🤖 AI Summary
This work addresses the issue that maximizing match counts alone in matching platforms often leads to over-concentration on popular participants, undermining fairness and long-term utility. To mitigate this, the authors propose a Combinatorial Allocation Bandit (CAB) framework that, for the first time, optimizes for "arm satisfaction" as the primary objective. In each round, the framework allocates N users among K options and models nonlinear utility feedback via a generalized linear model. By integrating Upper Confidence Bound (UCB) and Thompson Sampling (TS) strategies, the approach enables online learning while promoting fair allocation. Theoretical analysis establishes a near-optimal regret upper bound, matching known lower bounds in specific settings. Synthetic experiments demonstrate that the proposed method consistently outperforms existing baselines in both fairness and overall performance.
📝 Abstract
A matching platform is a system that matches different types of participants, such as companies and job-seekers.
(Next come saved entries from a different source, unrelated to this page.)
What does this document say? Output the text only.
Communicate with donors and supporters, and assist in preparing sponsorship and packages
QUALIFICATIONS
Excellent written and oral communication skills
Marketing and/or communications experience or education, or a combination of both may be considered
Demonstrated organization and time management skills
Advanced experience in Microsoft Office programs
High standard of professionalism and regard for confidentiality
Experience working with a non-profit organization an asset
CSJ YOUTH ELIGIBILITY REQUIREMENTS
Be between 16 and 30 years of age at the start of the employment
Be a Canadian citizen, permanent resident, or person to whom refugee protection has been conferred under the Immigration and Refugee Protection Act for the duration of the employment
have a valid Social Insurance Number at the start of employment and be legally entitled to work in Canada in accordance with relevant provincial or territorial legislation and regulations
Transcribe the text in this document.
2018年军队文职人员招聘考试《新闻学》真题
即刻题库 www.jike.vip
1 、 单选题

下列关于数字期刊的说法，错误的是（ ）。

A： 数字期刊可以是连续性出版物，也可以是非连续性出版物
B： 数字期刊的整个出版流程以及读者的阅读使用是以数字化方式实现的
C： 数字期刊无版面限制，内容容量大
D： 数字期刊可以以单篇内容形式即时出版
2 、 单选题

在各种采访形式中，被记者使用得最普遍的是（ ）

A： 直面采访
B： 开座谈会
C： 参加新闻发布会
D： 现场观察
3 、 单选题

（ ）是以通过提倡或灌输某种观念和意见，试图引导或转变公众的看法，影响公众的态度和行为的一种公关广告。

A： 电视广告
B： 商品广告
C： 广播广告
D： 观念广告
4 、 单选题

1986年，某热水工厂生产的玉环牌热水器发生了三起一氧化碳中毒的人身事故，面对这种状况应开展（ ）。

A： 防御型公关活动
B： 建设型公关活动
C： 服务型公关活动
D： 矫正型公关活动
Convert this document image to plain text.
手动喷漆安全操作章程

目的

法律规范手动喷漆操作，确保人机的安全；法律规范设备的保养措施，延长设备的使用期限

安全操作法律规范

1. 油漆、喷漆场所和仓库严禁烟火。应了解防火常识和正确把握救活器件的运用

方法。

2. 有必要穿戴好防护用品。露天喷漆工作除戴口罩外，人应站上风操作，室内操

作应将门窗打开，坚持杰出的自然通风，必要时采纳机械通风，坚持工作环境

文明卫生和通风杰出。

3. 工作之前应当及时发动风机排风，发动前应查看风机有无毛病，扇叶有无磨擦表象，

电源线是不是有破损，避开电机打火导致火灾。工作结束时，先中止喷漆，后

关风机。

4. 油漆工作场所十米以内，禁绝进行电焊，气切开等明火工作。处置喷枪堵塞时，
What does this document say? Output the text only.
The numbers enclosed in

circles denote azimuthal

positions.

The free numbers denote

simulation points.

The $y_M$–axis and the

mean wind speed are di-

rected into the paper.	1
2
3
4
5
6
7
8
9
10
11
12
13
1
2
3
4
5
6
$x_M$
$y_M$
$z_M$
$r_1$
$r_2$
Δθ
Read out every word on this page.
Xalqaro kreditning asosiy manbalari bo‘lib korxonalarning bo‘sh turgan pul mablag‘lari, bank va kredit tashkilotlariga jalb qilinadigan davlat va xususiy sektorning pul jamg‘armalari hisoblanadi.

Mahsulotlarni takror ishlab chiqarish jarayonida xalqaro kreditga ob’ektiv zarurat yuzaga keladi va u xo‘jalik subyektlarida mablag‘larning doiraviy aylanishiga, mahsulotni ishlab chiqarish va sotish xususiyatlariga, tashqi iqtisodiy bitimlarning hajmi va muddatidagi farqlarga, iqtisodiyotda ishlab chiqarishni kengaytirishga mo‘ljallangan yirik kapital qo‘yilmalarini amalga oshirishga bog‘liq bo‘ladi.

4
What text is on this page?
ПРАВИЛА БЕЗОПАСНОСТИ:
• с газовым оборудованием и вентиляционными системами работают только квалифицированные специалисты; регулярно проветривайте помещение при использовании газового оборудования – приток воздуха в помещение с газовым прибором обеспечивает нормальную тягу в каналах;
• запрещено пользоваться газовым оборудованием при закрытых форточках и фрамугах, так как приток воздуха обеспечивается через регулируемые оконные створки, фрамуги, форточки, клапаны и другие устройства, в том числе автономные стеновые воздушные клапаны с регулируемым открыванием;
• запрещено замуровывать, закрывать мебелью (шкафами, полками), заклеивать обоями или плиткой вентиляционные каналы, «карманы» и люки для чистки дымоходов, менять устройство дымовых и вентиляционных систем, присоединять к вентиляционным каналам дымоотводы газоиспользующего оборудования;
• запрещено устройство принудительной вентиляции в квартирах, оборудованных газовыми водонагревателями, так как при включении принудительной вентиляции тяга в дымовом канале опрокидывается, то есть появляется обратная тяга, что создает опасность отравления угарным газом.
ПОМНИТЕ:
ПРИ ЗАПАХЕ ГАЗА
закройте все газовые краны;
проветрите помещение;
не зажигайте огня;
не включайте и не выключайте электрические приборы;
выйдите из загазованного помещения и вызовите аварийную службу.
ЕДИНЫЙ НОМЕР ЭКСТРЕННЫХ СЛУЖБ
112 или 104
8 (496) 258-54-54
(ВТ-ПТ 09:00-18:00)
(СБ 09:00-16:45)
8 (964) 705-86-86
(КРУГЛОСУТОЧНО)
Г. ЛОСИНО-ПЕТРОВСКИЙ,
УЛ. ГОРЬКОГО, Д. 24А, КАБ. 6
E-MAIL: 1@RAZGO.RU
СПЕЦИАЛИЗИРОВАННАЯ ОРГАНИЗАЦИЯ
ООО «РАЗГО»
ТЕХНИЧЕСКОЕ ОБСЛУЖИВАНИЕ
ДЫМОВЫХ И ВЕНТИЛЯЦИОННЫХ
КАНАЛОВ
In such a platform, merely maximizing the number of matches can result in matches being concentrated on highly popular participants, which may increase dissatisfaction among other participants, such as companies, and ultimately lead to their churn, reducing the platform's profit opportunities. To address this issue, we propose a novel online learning problem, Combinatorial Allocation Bandits (CAB), which incorporates the notion of *arm satisfaction*. In CAB, at each round $t=1,\dots,T$, the learner observes $K$ feature vectors corresponding to $K$ arms for each of $N$ users, assigns each user to an arm, and then observes feedback following a generalized linear model (GLM). Unlike prior work, the learner's objective is not to maximize the number of positive feedback, but rather to maximize the arm satisfaction. For CAB, we provide an upper confidence bound algorithm that achieves an approximate regret upper bound, which matches the existing lower bound for the special case. Furthermore, we propose a TS algorithm and provide an approximate regret upper bound. Finally, we conduct experiments on synthetic data to demonstrate the effectiveness of the proposed algorithms compared to other methods.